Will seems outraged that his religion -- his god, The Market -- might be questioned. He is so divorced from reality that economic abstractions mean more to him than the human condition.
Economics is a well-developed means of trying to understand, evaluate and quantify in aggregate the diverse, individual choices each person makes.
By holding up The Market as some sort of omniscient entity, some holy truth that shall not be questioned -- in other words, a god -- Will is making a religious argument.

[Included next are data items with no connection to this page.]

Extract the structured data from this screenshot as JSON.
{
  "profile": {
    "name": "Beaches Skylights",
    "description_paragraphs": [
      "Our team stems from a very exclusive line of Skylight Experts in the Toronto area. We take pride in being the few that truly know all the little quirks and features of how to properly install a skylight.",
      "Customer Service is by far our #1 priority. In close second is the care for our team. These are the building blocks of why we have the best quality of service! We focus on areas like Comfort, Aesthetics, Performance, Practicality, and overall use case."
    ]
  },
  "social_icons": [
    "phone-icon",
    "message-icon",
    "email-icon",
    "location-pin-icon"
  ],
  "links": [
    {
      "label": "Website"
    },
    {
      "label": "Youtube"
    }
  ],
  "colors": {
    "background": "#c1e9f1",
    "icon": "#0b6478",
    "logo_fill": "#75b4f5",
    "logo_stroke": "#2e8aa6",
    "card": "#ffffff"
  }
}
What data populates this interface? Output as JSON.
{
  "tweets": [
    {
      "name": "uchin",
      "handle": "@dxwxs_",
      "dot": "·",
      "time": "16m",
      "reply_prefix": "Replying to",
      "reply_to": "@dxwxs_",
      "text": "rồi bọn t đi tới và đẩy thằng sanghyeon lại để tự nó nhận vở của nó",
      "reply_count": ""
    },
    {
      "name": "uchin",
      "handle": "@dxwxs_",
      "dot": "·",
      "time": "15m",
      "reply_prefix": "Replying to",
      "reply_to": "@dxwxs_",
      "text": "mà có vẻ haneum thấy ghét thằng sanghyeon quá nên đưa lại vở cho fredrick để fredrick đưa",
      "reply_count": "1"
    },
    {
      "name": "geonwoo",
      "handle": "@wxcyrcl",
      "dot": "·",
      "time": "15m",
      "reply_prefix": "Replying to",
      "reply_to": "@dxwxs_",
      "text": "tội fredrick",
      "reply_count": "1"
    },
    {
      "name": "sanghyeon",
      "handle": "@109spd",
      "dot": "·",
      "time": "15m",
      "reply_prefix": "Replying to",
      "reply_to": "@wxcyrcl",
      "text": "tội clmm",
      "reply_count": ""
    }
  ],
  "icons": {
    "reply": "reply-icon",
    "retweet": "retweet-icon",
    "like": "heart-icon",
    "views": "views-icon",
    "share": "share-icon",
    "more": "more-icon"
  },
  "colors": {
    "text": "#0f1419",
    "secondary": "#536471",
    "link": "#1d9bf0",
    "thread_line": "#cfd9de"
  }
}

But economics is purportedly a science, not a religion. It's based on reason -- and, in most cases, assumes rational acts on the part of all parties -- and thus must stand up to reason. Economics is a tool. Economics is a means to understand the reality. Economic abstractions are not the reality.
"The Market" is an ideal thing used in economics. The Market is merely an abstraction. It is not the holy truth, and measuring The Market does not measure people's lives.
Will claims that liberals believe "Americans are sorely in need of more supervision by . . . liberals," but what he really fears is that The Market may be impacted by Keynesian economic policies that work to improve the lot of millions of poor. Why? Because such measures might affect investor portfolios -- and that's part of an economic reality George Will knows. He's just talking out his backside by arguing from the perspective of the poor, and defending his point of view by a religious argument deifying The Market.
What is this focus of evil in the modern world?
--Will asks. Apparently the answer is "liberals," for blaspheming his god. And maybe threatening his pocketbook portfolio.